Draußen rieseln die ersten Schneeflocken vom Himmel, die Temperaturen befinden sich im Minusbereich, und schon am späten Nachmittag wird es dunkel – ideale Zeiten für ein Vollbad. Mit unseren Tipps erholen sich Haut und Seele gleichermaßen.
Vorbereiten
Stellen Sie als Erstes die Heizung an, um Handtuch oder Bademantel vorzuwärmen. Das Wasser für Ihr Vollbad sollte nicht zu heiß sein, 35 bis 38 Grad sind optimal. „Temperaturen von über 40 Grad belasten den Kreislauf“, sagt die Münchner Dermatologin Dr. Juliane Habig. Ihr Tipp: „Kreislaufschonend ist es, in kühleres Wasser zu steigen und nach und nach heißes einlaufen zu lassen.“ Patienten mit Herzschwäche und anderen Herz-Kreislauf-Problemen sollten vorab mit ihrem Arzt besprechen, ob sie ins warme Vollbad dürfen.
Eintauchen
Wichtig ist der richtige Badezusatz. Viele enthalten Tenside und Emulgatoren, die Schmutz und Schweiß von der Haut waschen. „Gleichzeitig entziehen sie der Haut auch eigene Fette. Die Barriere- und Schutzfunktion wird geschwächt“, erklärt Juliane Habig. In purem Wasser sollte man aber nicht baden, es verschiebt den pH-Wert der Haut und greift ihren Säureschutzmantel an. Rückfettende Badezusätze wirken dem entgegen.
Bis zu 20 Minuten in der Wanne sind ideal für Haut, Körper und Kreislauf. Um die Haut nicht unnötig zu belasten, sollte man nicht mehr als zwei Vollbäder pro Woche nehmen, dann lieber duschen. „Menschen mit sehr trockener Haut oder Neurodermitis merken meist selbst, ob ihnen Baden guttut oder sich Ekzeme verschlechtern“, sagt Habig. Bei Hautkrankheiten wie der Schuppenflechte dagegen lindern Salzbäder die Beschwerden.
Verwöhnen
Tupfen Sie die Haut nach dem Baden vorsichtig mit dem Handtuch ab – nicht rubbeln –, und cremen Sie sich gut ein. Cremes und Lotionen mit Harnstoff, Panthenol oder pflanzlichen Ölen stärken die vom Wasser angegriffene Hautbarriere. Besonders verträglich ist ein Körperöl, das in die feuchte Haut massiert wird.

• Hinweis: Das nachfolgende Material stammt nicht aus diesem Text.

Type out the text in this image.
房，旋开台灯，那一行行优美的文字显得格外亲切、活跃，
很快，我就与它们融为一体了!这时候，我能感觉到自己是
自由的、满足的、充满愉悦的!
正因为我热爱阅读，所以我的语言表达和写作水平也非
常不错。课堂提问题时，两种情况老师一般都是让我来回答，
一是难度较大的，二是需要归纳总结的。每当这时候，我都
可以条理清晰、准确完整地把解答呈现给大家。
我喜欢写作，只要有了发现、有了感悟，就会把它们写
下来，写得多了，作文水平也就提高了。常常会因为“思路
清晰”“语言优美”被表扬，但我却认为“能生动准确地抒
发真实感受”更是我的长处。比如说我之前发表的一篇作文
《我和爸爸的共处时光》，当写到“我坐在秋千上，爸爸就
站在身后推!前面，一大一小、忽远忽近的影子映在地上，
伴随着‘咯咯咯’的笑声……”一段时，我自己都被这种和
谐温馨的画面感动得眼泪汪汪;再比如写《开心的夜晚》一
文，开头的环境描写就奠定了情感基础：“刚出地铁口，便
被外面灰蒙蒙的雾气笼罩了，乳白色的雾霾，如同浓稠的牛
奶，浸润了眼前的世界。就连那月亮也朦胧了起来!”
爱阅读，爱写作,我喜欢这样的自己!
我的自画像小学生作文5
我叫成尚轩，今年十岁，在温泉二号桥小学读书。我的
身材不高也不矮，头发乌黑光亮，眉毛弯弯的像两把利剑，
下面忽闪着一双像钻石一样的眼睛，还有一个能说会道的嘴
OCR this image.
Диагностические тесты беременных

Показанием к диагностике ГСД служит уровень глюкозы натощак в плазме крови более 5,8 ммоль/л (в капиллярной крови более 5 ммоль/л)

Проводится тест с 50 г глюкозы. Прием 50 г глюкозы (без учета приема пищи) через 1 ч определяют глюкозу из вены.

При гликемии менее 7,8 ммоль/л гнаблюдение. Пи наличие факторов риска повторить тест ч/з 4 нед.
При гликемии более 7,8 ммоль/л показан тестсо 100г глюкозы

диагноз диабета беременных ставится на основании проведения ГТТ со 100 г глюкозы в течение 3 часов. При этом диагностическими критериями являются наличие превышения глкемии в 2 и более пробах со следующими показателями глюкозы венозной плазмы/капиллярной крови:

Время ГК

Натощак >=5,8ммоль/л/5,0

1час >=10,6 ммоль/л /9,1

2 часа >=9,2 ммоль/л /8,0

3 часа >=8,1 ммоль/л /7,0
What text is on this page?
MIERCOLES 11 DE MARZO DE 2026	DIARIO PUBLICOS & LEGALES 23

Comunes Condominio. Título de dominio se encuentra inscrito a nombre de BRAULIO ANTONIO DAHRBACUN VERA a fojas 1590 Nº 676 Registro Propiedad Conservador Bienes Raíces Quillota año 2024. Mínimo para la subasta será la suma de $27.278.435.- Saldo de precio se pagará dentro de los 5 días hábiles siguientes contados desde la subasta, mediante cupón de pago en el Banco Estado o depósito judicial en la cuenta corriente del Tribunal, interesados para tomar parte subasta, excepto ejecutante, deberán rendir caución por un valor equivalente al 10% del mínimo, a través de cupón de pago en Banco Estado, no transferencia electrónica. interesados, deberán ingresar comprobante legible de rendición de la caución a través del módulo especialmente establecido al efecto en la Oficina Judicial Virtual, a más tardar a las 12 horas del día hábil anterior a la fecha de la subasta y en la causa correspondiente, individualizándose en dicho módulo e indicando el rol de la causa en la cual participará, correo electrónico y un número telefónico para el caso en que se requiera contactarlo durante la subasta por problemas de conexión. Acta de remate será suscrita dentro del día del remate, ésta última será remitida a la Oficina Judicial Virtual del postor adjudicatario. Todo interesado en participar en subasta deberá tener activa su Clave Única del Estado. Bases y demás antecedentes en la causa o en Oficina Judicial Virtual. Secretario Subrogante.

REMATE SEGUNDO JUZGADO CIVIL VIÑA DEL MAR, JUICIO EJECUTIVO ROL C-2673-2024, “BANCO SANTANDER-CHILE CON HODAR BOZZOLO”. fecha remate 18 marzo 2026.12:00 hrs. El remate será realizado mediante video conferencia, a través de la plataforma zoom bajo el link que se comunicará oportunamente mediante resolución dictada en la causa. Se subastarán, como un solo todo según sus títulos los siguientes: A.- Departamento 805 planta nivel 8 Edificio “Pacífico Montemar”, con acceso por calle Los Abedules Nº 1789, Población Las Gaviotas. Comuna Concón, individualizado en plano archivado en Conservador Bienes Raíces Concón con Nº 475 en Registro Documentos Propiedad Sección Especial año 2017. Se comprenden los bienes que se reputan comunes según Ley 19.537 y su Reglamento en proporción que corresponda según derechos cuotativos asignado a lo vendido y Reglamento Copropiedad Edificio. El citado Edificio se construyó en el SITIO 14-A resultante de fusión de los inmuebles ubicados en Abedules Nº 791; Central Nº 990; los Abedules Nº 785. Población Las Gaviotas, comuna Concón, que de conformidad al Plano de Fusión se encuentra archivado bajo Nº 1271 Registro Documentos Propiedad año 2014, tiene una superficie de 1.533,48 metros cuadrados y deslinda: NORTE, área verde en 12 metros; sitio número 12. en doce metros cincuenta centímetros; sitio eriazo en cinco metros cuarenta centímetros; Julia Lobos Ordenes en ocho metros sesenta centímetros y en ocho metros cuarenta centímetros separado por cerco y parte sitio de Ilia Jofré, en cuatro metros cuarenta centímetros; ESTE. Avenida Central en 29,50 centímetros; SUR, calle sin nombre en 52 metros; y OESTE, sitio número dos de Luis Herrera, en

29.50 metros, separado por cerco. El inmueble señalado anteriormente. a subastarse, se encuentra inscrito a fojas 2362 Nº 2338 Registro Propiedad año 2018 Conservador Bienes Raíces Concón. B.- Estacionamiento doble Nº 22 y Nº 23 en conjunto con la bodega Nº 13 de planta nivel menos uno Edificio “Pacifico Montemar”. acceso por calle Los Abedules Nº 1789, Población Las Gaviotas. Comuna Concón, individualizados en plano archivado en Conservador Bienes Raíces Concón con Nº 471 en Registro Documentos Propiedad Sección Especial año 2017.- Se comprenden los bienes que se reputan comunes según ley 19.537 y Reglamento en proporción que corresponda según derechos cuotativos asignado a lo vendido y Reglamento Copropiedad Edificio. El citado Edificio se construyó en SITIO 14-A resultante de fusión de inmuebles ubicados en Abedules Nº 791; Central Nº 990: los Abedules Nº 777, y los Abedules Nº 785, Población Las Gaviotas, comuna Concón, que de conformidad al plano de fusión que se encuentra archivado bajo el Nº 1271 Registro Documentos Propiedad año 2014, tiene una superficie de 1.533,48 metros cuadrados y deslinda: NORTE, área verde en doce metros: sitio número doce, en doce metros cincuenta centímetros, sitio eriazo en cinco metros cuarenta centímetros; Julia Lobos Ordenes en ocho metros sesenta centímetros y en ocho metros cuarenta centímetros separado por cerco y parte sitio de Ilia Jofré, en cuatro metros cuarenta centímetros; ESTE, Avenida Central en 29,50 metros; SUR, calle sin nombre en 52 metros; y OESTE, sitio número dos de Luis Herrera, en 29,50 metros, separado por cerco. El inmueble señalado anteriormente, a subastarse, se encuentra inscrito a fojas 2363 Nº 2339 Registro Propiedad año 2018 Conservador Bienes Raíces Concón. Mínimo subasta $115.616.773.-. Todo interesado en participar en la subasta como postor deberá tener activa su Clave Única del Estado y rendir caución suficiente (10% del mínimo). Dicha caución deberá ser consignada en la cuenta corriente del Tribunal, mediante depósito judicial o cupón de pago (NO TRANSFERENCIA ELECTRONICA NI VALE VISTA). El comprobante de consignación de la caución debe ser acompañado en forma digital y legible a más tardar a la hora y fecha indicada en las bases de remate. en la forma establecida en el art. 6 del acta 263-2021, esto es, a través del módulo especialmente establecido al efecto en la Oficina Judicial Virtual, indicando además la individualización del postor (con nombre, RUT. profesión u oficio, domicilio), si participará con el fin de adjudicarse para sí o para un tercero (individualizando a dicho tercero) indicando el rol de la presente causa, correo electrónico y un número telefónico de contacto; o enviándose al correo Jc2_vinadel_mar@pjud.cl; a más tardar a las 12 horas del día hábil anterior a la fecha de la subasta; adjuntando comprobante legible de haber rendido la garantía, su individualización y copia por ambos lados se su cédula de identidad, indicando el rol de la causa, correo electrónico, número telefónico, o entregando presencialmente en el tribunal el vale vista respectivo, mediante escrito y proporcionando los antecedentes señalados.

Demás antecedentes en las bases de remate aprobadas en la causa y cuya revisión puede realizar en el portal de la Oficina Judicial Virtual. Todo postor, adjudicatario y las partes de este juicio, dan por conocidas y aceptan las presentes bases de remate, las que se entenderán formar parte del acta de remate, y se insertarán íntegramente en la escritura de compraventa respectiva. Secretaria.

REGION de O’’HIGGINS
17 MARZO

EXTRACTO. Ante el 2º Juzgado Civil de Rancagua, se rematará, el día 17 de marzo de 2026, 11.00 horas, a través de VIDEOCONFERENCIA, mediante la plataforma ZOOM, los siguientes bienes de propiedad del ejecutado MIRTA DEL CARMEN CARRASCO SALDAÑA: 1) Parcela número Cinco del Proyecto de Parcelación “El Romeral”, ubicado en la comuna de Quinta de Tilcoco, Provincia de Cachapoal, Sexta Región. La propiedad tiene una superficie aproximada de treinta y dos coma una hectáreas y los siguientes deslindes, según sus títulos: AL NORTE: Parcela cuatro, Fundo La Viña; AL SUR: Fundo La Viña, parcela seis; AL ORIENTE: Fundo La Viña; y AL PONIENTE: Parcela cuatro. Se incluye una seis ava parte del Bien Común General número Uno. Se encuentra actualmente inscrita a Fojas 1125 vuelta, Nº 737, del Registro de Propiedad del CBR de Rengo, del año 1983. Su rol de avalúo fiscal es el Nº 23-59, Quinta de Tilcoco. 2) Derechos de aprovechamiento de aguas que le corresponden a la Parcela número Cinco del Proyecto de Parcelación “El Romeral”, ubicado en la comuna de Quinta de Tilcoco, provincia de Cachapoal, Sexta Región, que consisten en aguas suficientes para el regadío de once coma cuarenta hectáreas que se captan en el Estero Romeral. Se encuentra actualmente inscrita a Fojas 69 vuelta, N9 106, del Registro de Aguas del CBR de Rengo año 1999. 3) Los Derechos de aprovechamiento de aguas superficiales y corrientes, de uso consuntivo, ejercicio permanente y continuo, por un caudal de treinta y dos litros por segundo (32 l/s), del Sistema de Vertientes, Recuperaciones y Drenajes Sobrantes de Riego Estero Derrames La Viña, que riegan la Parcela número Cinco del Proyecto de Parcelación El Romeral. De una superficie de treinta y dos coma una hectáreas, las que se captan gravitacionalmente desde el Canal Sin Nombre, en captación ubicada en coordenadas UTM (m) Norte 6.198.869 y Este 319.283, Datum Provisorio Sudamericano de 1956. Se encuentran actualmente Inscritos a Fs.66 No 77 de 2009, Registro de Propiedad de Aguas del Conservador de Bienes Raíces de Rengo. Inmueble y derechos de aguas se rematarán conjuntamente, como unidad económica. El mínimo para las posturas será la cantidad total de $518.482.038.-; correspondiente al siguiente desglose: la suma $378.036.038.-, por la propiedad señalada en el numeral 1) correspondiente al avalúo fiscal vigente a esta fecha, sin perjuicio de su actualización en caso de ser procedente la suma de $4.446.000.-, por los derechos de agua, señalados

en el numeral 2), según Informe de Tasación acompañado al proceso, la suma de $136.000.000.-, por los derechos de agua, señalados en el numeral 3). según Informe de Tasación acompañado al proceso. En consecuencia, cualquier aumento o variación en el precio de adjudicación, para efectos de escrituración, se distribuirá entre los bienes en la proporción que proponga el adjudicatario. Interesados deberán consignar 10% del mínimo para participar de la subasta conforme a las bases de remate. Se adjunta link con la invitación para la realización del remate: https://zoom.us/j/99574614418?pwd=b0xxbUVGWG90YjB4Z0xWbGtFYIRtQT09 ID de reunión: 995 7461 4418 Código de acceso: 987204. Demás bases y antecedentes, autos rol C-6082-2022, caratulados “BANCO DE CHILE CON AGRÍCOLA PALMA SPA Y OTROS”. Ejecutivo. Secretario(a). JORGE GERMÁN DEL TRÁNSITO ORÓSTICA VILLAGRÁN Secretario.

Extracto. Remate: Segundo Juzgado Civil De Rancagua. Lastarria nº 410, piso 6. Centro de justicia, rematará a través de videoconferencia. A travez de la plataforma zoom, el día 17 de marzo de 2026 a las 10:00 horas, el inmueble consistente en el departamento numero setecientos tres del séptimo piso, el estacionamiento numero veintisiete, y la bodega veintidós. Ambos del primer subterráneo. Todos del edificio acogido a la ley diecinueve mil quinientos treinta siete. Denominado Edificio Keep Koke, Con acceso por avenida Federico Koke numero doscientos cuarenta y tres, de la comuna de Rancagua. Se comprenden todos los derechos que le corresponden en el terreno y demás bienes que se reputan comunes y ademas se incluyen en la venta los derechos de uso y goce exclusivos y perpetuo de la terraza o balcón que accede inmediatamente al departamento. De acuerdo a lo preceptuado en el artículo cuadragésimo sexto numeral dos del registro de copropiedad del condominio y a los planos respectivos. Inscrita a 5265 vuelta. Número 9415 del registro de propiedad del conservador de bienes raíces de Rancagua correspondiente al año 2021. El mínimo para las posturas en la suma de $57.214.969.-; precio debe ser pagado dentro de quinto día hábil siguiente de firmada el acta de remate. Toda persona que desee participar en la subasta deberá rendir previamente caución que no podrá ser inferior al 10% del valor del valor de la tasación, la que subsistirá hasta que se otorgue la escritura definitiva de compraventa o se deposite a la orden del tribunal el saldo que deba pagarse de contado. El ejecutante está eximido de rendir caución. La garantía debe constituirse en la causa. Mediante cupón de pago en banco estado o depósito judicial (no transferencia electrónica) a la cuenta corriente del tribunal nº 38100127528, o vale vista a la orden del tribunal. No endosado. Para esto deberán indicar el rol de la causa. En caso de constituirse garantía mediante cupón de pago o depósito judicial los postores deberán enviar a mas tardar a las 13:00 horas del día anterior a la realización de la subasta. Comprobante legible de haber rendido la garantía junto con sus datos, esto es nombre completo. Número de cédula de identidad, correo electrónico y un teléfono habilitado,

„So entsteht eine Wasser-Öl-Emulsion, die leicht einziehen kann“, erklärt Habig. Nun rein in den warmen Bademantel und auf dem Sofa ausruhen. Oder gleich ins Bett: Einem tiefen, erholsamen Schlaf steht jetzt nichts mehr im Weg.
Das Extra an Entspannung:
Salz
Stammt meist aus dem Toten Meer, besteht hauptsächlich aus Natriumchlorid und weiteren Mineralstoffen. Es macht das Wasser weich, desinfiziert die Haut und löst abgestorbene Hornschüppchen. Auch gepresst in Form von Sprudeltabletten erhältlich.
Öle
Sie sind besonders gut zur Haut, weil sie nicht schäumen und rückfettende Eigenschaften besitzen. Öle mit Emulgatoren verteilen sich besser im Wasser, andernfalls legen sie sich wie ein Film auf die Haut. Diese muss nach dem Baden nur leicht abgetupft werden.
Schaum
Enthält waschaktive Substanzen (Tenside), welche die Haut stark austrocknen, deshalb lieber auf Badeschaum verzichten. Besser verträglich: Tenside auf Zuckerbasis, zum Beispiel in Produkten aus der Naturkosmetik.